Hiding from the facts is a prescription for failure—eventually, truth will out. You must not fear the facts. Hunt for them, use them, but don’t fear them.

• Rigidly structured

To structure your thinking, you must be complete while avoiding confusion and overlap.

MECE (pronounced “me-see”) stands for “mutually exclusive, collectively exhaustive”

If you can’t figure out where to put those two or three brilliant ideas, there is always Other Issues. There is a caveat, however. Avoid using Other Issues in your top-line list—it looks out of place.

• Hypothesis-driven

Define IH

Initial Hypothesis (IH) is a road map, albeit hastily sketched, to take you from problem to solution. If your IH is correct, then solving the problem means filling in the details of the map through factual analysis.

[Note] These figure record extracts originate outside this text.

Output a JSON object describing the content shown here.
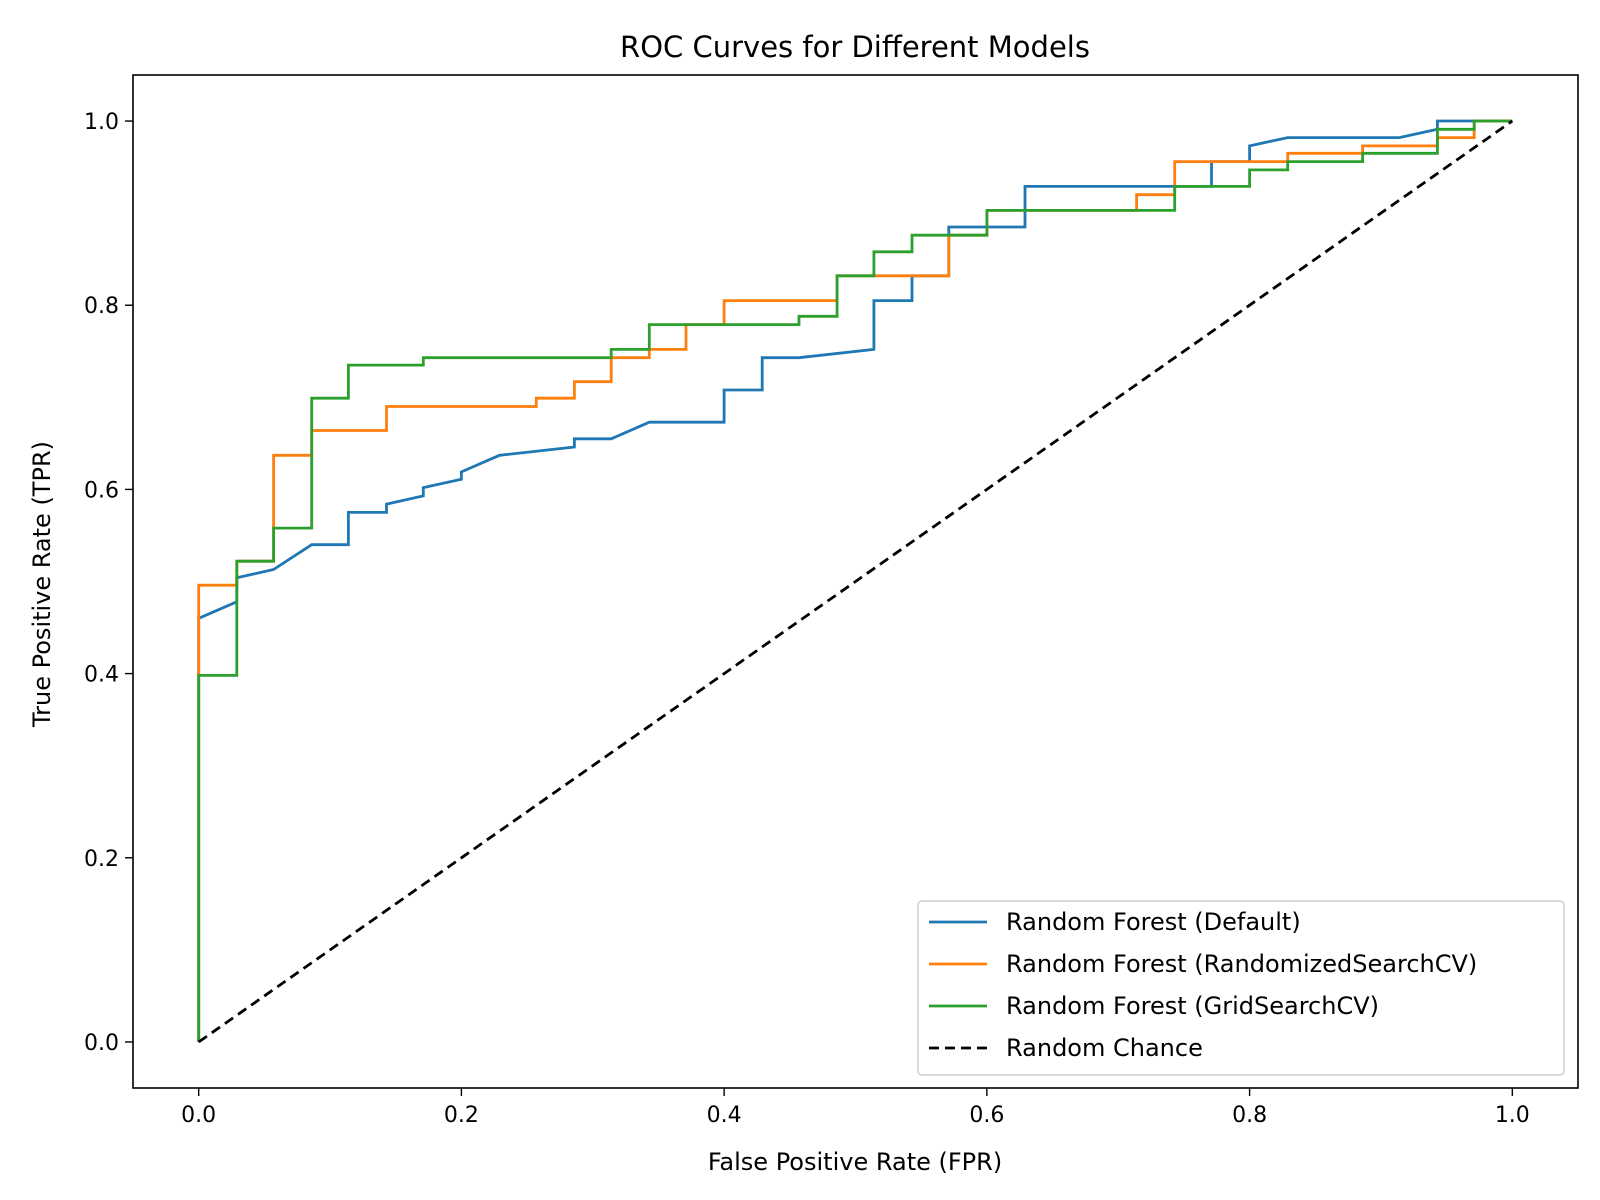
{
  "chart_data": {
    "type": "line",
    "title": "ROC Curves for Different Models",
    "xlabel": "False Positive Rate (FPR)",
    "ylabel": "True Positive Rate (TPR)",
    "xlim": [
      -0.05,
      1.05
    ],
    "ylim": [
      -0.05,
      1.05
    ],
    "xticks": [
      "0.0",
      "0.2",
      "0.4",
      "0.6",
      "0.8",
      "1.0"
    ],
    "yticks": [
      "0.0",
      "0.2",
      "0.4",
      "0.6",
      "0.8",
      "1.0"
    ],
    "grid": false,
    "legend_position": "lower-right",
    "series": [
      {
        "name": "Random Forest (Default)",
        "color": "#1f77b4",
        "style": "solid",
        "points": [
          [
            0,
            0
          ],
          [
            0,
            0.46
          ],
          [
            0.029,
            0.478
          ],
          [
            0.029,
            0.504
          ],
          [
            0.057,
            0.513
          ],
          [
            0.086,
            0.54
          ],
          [
            0.114,
            0.54
          ],
          [
            0.114,
            0.575
          ],
          [
            0.143,
            0.575
          ],
          [
            0.143,
            0.584
          ],
          [
            0.171,
            0.593
          ],
          [
            0.171,
            0.602
          ],
          [
            0.2,
            0.611
          ],
          [
            0.2,
            0.619
          ],
          [
            0.229,
            0.637
          ],
          [
            0.286,
            0.646
          ],
          [
            0.286,
            0.655
          ],
          [
            0.314,
            0.655
          ],
          [
            0.343,
            0.673
          ],
          [
            0.4,
            0.673
          ],
          [
            0.4,
            0.708
          ],
          [
            0.429,
            0.708
          ],
          [
            0.429,
            0.743
          ],
          [
            0.457,
            0.743
          ],
          [
            0.514,
            0.752
          ],
          [
            0.514,
            0.805
          ],
          [
            0.543,
            0.805
          ],
          [
            0.543,
            0.832
          ],
          [
            0.571,
            0.832
          ],
          [
            0.571,
            0.885
          ],
          [
            0.629,
            0.885
          ],
          [
            0.629,
            0.929
          ],
          [
            0.771,
            0.929
          ],
          [
            0.771,
            0.956
          ],
          [
            0.8,
            0.956
          ],
          [
            0.8,
            0.973
          ],
          [
            0.829,
            0.982
          ],
          [
            0.914,
            0.982
          ],
          [
            0.943,
            0.991
          ],
          [
            0.943,
            1.0
          ],
          [
            1.0,
            1.0
          ]
        ]
      },
      {
        "name": "Random Forest (RandomizedSearchCV)",
        "color": "#ff7f0e",
        "style": "solid",
        "points": [
          [
            0,
            0
          ],
          [
            0,
            0.4
          ],
          [
            0,
            0.496
          ],
          [
            0.029,
            0.496
          ],
          [
            0.029,
            0.522
          ],
          [
            0.057,
            0.522
          ],
          [
            0.057,
            0.637
          ],
          [
            0.086,
            0.637
          ],
          [
            0.086,
            0.664
          ],
          [
            0.143,
            0.664
          ],
          [
            0.143,
            0.69
          ],
          [
            0.257,
            0.69
          ],
          [
            0.257,
            0.699
          ],
          [
            0.286,
            0.699
          ],
          [
            0.286,
            0.717
          ],
          [
            0.314,
            0.717
          ],
          [
            0.314,
            0.743
          ],
          [
            0.343,
            0.743
          ],
          [
            0.343,
            0.752
          ],
          [
            0.371,
            0.752
          ],
          [
            0.371,
            0.779
          ],
          [
            0.4,
            0.779
          ],
          [
            0.4,
            0.805
          ],
          [
            0.486,
            0.805
          ],
          [
            0.486,
            0.832
          ],
          [
            0.571,
            0.832
          ],
          [
            0.571,
            0.876
          ],
          [
            0.6,
            0.876
          ],
          [
            0.6,
            0.903
          ],
          [
            0.714,
            0.903
          ],
          [
            0.714,
            0.92
          ],
          [
            0.743,
            0.92
          ],
          [
            0.743,
            0.956
          ],
          [
            0.829,
            0.956
          ],
          [
            0.829,
            0.965
          ],
          [
            0.886,
            0.965
          ],
          [
            0.886,
            0.973
          ],
          [
            0.943,
            0.973
          ],
          [
            0.943,
            0.982
          ],
          [
            0.971,
            0.982
          ],
          [
            0.971,
            1.0
          ],
          [
            1.0,
            1.0
          ]
        ]
      },
      {
        "name": "Random Forest (GridSearchCV)",
        "color": "#2ca02c",
        "style": "solid",
        "points": [
          [
            0,
            0
          ],
          [
            0,
            0.398
          ],
          [
            0.029,
            0.398
          ],
          [
            0.029,
            0.522
          ],
          [
            0.057,
            0.522
          ],
          [
            0.057,
            0.558
          ],
          [
            0.086,
            0.558
          ],
          [
            0.086,
            0.699
          ],
          [
            0.114,
            0.699
          ],
          [
            0.114,
            0.735
          ],
          [
            0.171,
            0.735
          ],
          [
            0.171,
            0.743
          ],
          [
            0.314,
            0.743
          ],
          [
            0.314,
            0.752
          ],
          [
            0.343,
            0.752
          ],
          [
            0.343,
            0.779
          ],
          [
            0.457,
            0.779
          ],
          [
            0.457,
            0.788
          ],
          [
            0.486,
            0.788
          ],
          [
            0.486,
            0.832
          ],
          [
            0.514,
            0.832
          ],
          [
            0.514,
            0.858
          ],
          [
            0.543,
            0.858
          ],
          [
            0.543,
            0.876
          ],
          [
            0.6,
            0.876
          ],
          [
            0.6,
            0.903
          ],
          [
            0.743,
            0.903
          ],
          [
            0.743,
            0.929
          ],
          [
            0.8,
            0.929
          ],
          [
            0.8,
            0.947
          ],
          [
            0.829,
            0.947
          ],
          [
            0.829,
            0.956
          ],
          [
            0.886,
            0.956
          ],
          [
            0.886,
            0.965
          ],
          [
            0.943,
            0.965
          ],
          [
            0.943,
            0.991
          ],
          [
            0.971,
            0.991
          ],
          [
            0.971,
            1.0
          ],
          [
            1.0,
            1.0
          ]
        ]
      },
      {
        "name": "Random Chance",
        "color": "#000000",
        "style": "dashed",
        "points": [
          [
            0,
            0
          ],
          [
            1,
            1
          ]
        ]
      }
    ]
  }
}
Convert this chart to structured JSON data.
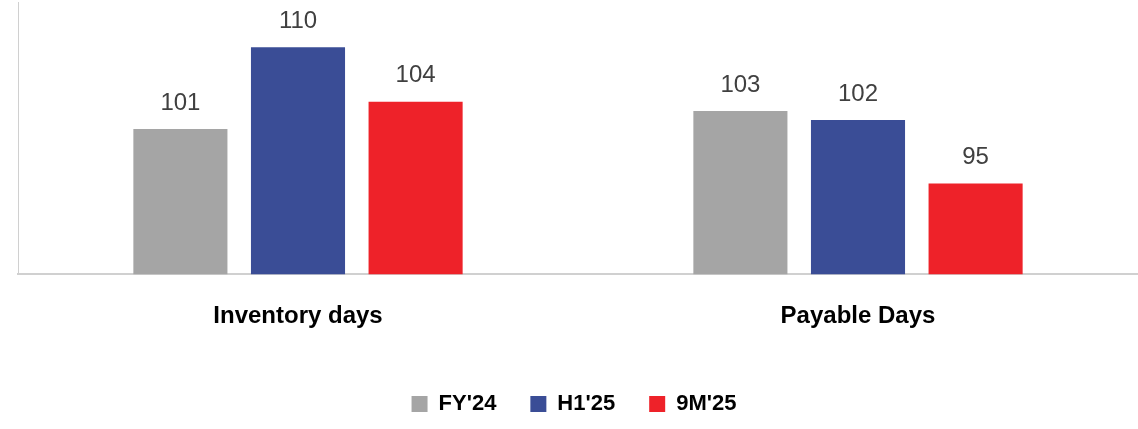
{
  "chart_data": {
    "type": "bar",
    "categories": [
      "Inventory days",
      "Payable Days"
    ],
    "series": [
      {
        "name": "FY'24",
        "color": "#a5a5a5",
        "values": [
          101,
          103
        ]
      },
      {
        "name": "H1'25",
        "color": "#3a4d96",
        "values": [
          110,
          102
        ]
      },
      {
        "name": "9M'25",
        "color": "#ee2229",
        "values": [
          104,
          95
        ]
      }
    ],
    "ylim": [
      85,
      115
    ],
    "tick_labels": "x",
    "grid": false,
    "legend": "bottom",
    "data_labels": true
  }
}
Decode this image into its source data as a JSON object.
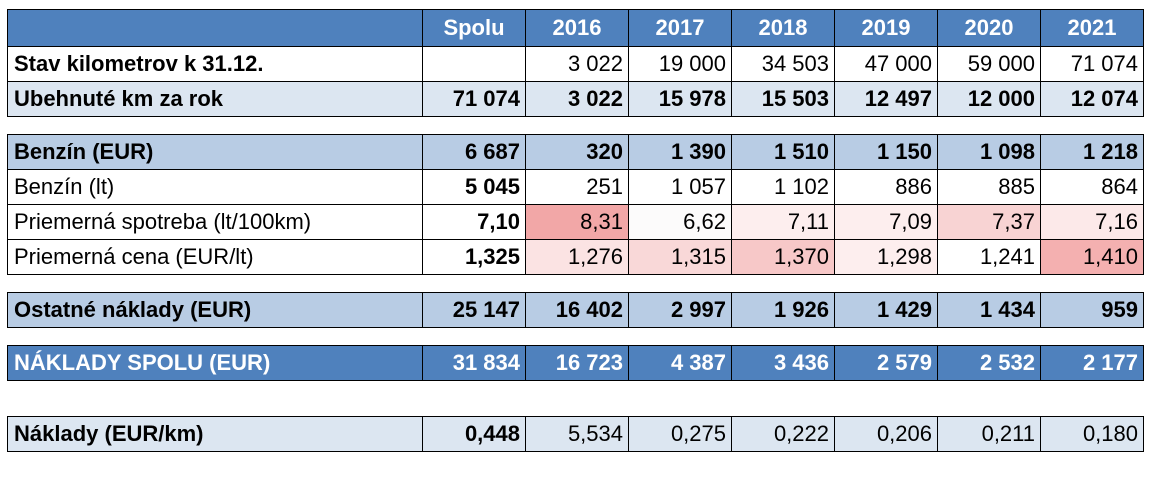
{
  "header": {
    "corner": "",
    "total": "Spolu",
    "years": [
      "2016",
      "2017",
      "2018",
      "2019",
      "2020",
      "2021"
    ]
  },
  "km_state": {
    "label": "Stav kilometrov k 31.12.",
    "total": "",
    "values": [
      "3 022",
      "19 000",
      "34 503",
      "47 000",
      "59 000",
      "71 074"
    ]
  },
  "km_year": {
    "label": "Ubehnuté km za rok",
    "total": "71 074",
    "values": [
      "3 022",
      "15 978",
      "15 503",
      "12 497",
      "12 000",
      "12 074"
    ]
  },
  "fuel_eur": {
    "label": "Benzín (EUR)",
    "total": "6 687",
    "values": [
      "320",
      "1 390",
      "1 510",
      "1 150",
      "1 098",
      "1 218"
    ]
  },
  "fuel_lt": {
    "label": "Benzín (lt)",
    "total": "5 045",
    "values": [
      "251",
      "1 057",
      "1 102",
      "886",
      "885",
      "864"
    ]
  },
  "consumption": {
    "label": "Priemerná spotreba (lt/100km)",
    "total": "7,10",
    "values": [
      "8,31",
      "6,62",
      "7,11",
      "7,09",
      "7,37",
      "7,16"
    ]
  },
  "price": {
    "label": "Priemerná cena (EUR/lt)",
    "total": "1,325",
    "values": [
      "1,276",
      "1,315",
      "1,370",
      "1,298",
      "1,241",
      "1,410"
    ]
  },
  "other": {
    "label": "Ostatné náklady (EUR)",
    "total": "25 147",
    "values": [
      "16 402",
      "2 997",
      "1 926",
      "1 429",
      "1 434",
      "959"
    ]
  },
  "costs_total": {
    "label": "NÁKLADY SPOLU (EUR)",
    "total": "31 834",
    "values": [
      "16 723",
      "4 387",
      "3 436",
      "2 579",
      "2 532",
      "2 177"
    ]
  },
  "cost_per_km": {
    "label": "Náklady (EUR/km)",
    "total": "0,448",
    "values": [
      "5,534",
      "0,275",
      "0,222",
      "0,206",
      "0,211",
      "0,180"
    ]
  },
  "colors": {
    "header_blue": "#4f81bd",
    "row_light": "#dce6f1",
    "row_blue": "#b8cce4",
    "heat_strong": "#f2a7a7",
    "heat_weak": "#fdeeee"
  }
}
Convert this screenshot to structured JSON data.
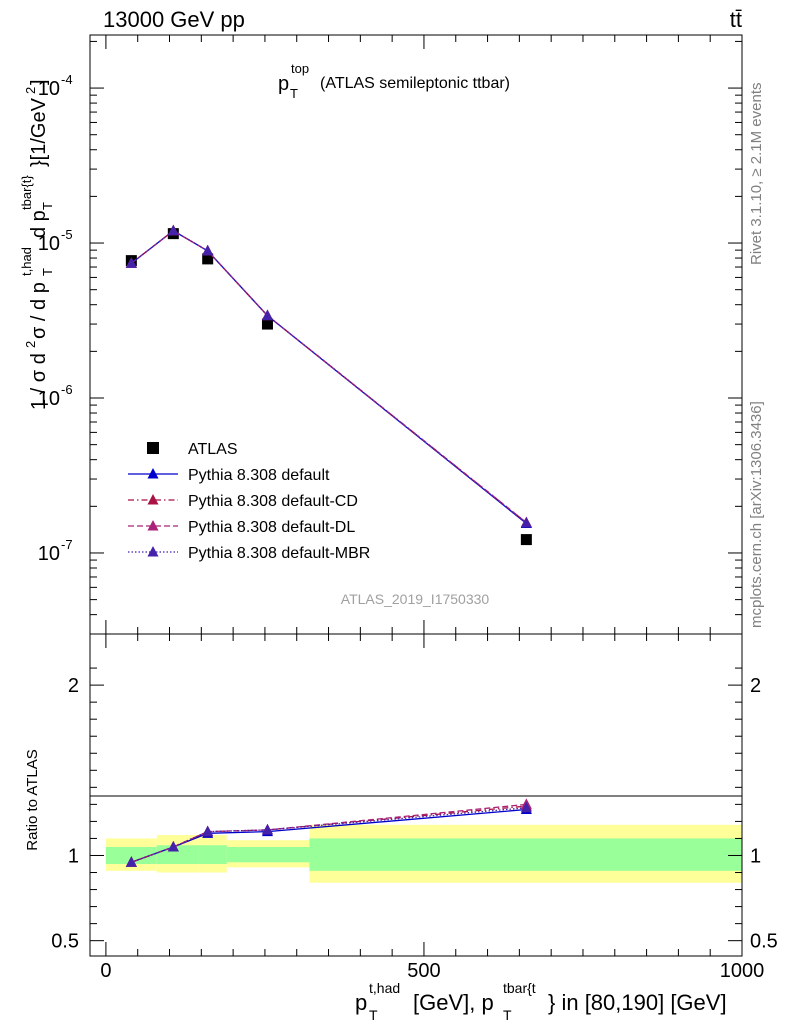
{
  "header": {
    "energy_label": "13000 GeV pp",
    "process_label": "tt̄"
  },
  "side_labels": {
    "rivet": "Rivet 3.1.10, ≥ 2.1M events",
    "mcplots": "mcplots.cern.ch [arXiv:1306.3436]"
  },
  "chart_data": [
    {
      "type": "scatter",
      "panel": "main",
      "title": "p_T^top (ATLAS semileptonic ttbar)",
      "ylabel": "1 / σ d²σ / d p_T^{t,had} d p_T^{tbar{t}}[1/GeV²]",
      "yscale": "log",
      "ylim": [
        3e-08,
        0.00022
      ],
      "xlim": [
        -25,
        1000
      ],
      "y_tick_labels": [
        "10^-7",
        "10^-6",
        "10^-5",
        "10^-4"
      ],
      "watermark": "ATLAS_2019_I1750330",
      "legend_position": "bottom-left",
      "series": [
        {
          "name": "ATLAS",
          "marker": "square",
          "color": "#000000",
          "x": [
            40,
            106,
            160,
            254,
            661
          ],
          "y": [
            7.7e-06,
            1.15e-05,
            7.9e-06,
            3e-06,
            1.22e-07
          ]
        },
        {
          "name": "Pythia 8.308 default",
          "marker": "triangle",
          "line": "solid",
          "color": "#0000cc",
          "x": [
            40,
            106,
            160,
            254,
            661
          ],
          "y": [
            7.4e-06,
            1.2e-05,
            8.9e-06,
            3.4e-06,
            1.55e-07
          ]
        },
        {
          "name": "Pythia 8.308 default-CD",
          "marker": "triangle",
          "line": "dashdot",
          "color": "#aa1144",
          "x": [
            40,
            106,
            160,
            254,
            661
          ],
          "y": [
            7.4e-06,
            1.2e-05,
            8.9e-06,
            3.4e-06,
            1.57e-07
          ]
        },
        {
          "name": "Pythia 8.308 default-DL",
          "marker": "triangle",
          "line": "dashed",
          "color": "#aa2277",
          "x": [
            40,
            106,
            160,
            254,
            661
          ],
          "y": [
            7.4e-06,
            1.2e-05,
            8.9e-06,
            3.4e-06,
            1.57e-07
          ]
        },
        {
          "name": "Pythia 8.308 default-MBR",
          "marker": "triangle",
          "line": "dotted",
          "color": "#4422aa",
          "x": [
            40,
            106,
            160,
            254,
            661
          ],
          "y": [
            7.4e-06,
            1.2e-05,
            8.9e-06,
            3.4e-06,
            1.56e-07
          ]
        }
      ]
    },
    {
      "type": "line",
      "panel": "ratio",
      "ylabel": "Ratio to ATLAS",
      "xlabel": "p_T^{t,had} [GeV], p_T^{tbar{t}} in [80,190] [GeV]",
      "xlim": [
        -25,
        1000
      ],
      "ylim": [
        0.41,
        2.3
      ],
      "x_ticks": [
        0,
        500,
        1000
      ],
      "y_ticks": [
        0.5,
        1,
        2
      ],
      "reference_line": 1,
      "bands": [
        {
          "x_from": 0,
          "x_to": 80,
          "inner": [
            0.95,
            1.05
          ],
          "outer": [
            0.91,
            1.1
          ]
        },
        {
          "x_from": 80,
          "x_to": 145,
          "inner": [
            0.95,
            1.06
          ],
          "outer": [
            0.9,
            1.12
          ]
        },
        {
          "x_from": 145,
          "x_to": 190,
          "inner": [
            0.95,
            1.06
          ],
          "outer": [
            0.9,
            1.12
          ]
        },
        {
          "x_from": 190,
          "x_to": 320,
          "inner": [
            0.96,
            1.05
          ],
          "outer": [
            0.93,
            1.09
          ]
        },
        {
          "x_from": 320,
          "x_to": 1000,
          "inner": [
            0.91,
            1.1
          ],
          "outer": [
            0.84,
            1.18
          ]
        }
      ],
      "band_colors": {
        "inner": "#99ff99",
        "outer": "#ffff99"
      },
      "series": [
        {
          "name": "Pythia 8.308 default",
          "color": "#0000cc",
          "line": "solid",
          "x": [
            40,
            106,
            160,
            254,
            661
          ],
          "y": [
            0.96,
            1.05,
            1.13,
            1.14,
            1.27
          ]
        },
        {
          "name": "Pythia 8.308 default-CD",
          "color": "#aa1144",
          "line": "dashdot",
          "x": [
            40,
            106,
            160,
            254,
            661
          ],
          "y": [
            0.96,
            1.05,
            1.14,
            1.15,
            1.29
          ]
        },
        {
          "name": "Pythia 8.308 default-DL",
          "color": "#aa2277",
          "line": "dashed",
          "x": [
            40,
            106,
            160,
            254,
            661
          ],
          "y": [
            0.96,
            1.05,
            1.14,
            1.15,
            1.3
          ]
        },
        {
          "name": "Pythia 8.308 default-MBR",
          "color": "#4422aa",
          "line": "dotted",
          "x": [
            40,
            106,
            160,
            254,
            661
          ],
          "y": [
            0.96,
            1.05,
            1.14,
            1.15,
            1.28
          ]
        }
      ]
    }
  ]
}
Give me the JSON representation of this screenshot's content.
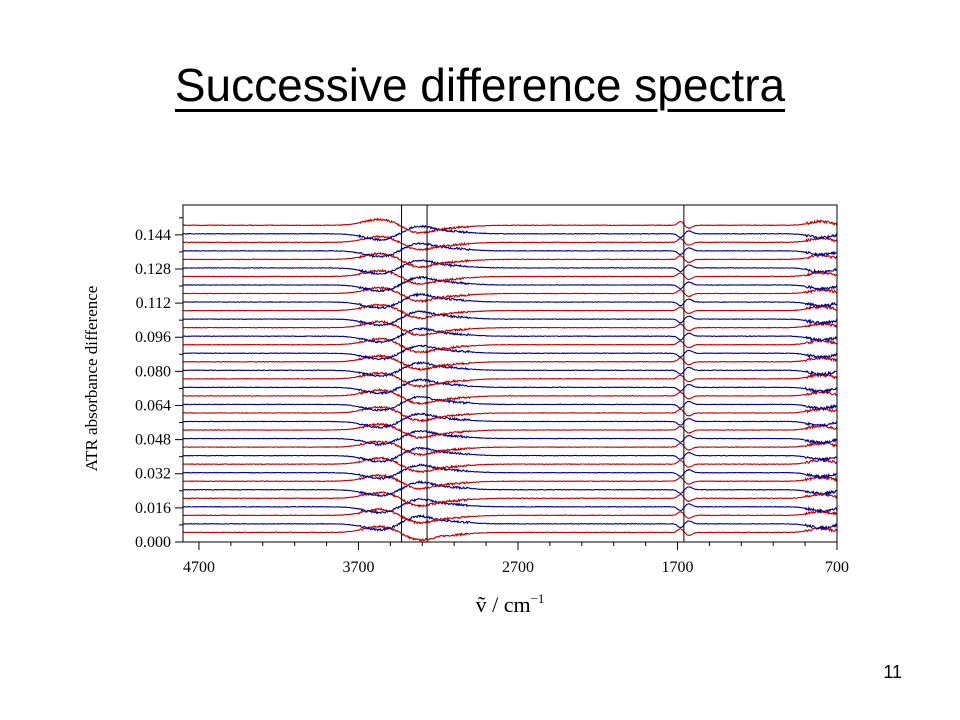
{
  "slide": {
    "title": "Successive difference spectra",
    "page_number": "11"
  },
  "chart_data": {
    "type": "line",
    "title": "Successive difference spectra",
    "ylabel": "ATR absorbance difference",
    "xlabel_symbol": "ṽ",
    "xlabel_unit": " / cm",
    "xlabel_exponent": "−1",
    "xlim": [
      4800,
      700
    ],
    "x_reversed": true,
    "ylim": [
      0.0,
      0.158
    ],
    "x_ticks": [
      4700,
      3700,
      2700,
      1700,
      700
    ],
    "x_tick_labels": [
      "4700",
      "3700",
      "2700",
      "1700",
      "700"
    ],
    "y_ticks": [
      0.0,
      0.016,
      0.032,
      0.048,
      0.064,
      0.08,
      0.096,
      0.112,
      0.128,
      0.144
    ],
    "y_tick_labels": [
      "0.000",
      "0.016",
      "0.032",
      "0.048",
      "0.064",
      "0.080",
      "0.096",
      "0.112",
      "0.128",
      "0.144"
    ],
    "vertical_lines": [
      3430,
      3270,
      1660
    ],
    "series_colors": [
      "#c00000",
      "#00008b"
    ],
    "num_spectra": 37,
    "offset_step": 0.004,
    "spectrum_start_x": 4800,
    "spectrum_end_x": 700,
    "grid": false,
    "legend": "none"
  }
}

If your IH is correct, then, a few months down the road, it will be the first slide in your presentation. If it turns out to be wrong, then, by proving it wrong, you will have enough information to move toward the right answer

Generate IH

To structure your IH begin by breaking the problem into its components—the key drivers. Next, make an actionable recommendation regarding each driver. For your next step, you must take each top-line recommendation and break it down to the level of issues. For each issue, what analyses would you need to make to prove or disprove your
hypothesis?

The end product of this exercise is the issue tree. In other words, you start with your initial hypothesis and branch out at each issue. The result looks like the figure below.

 

Test IH

Most of us are poor critics of our own thinking. We need others to pick apart our ideas. A team of three or four bright individuals is an excellent vehicle for that.

If you are the team leader, you should try to be the thought leader too. Try to take a
different approach from whatever has just been said. Ask, “What if we change this? What if we push that? How about looking at it this way?”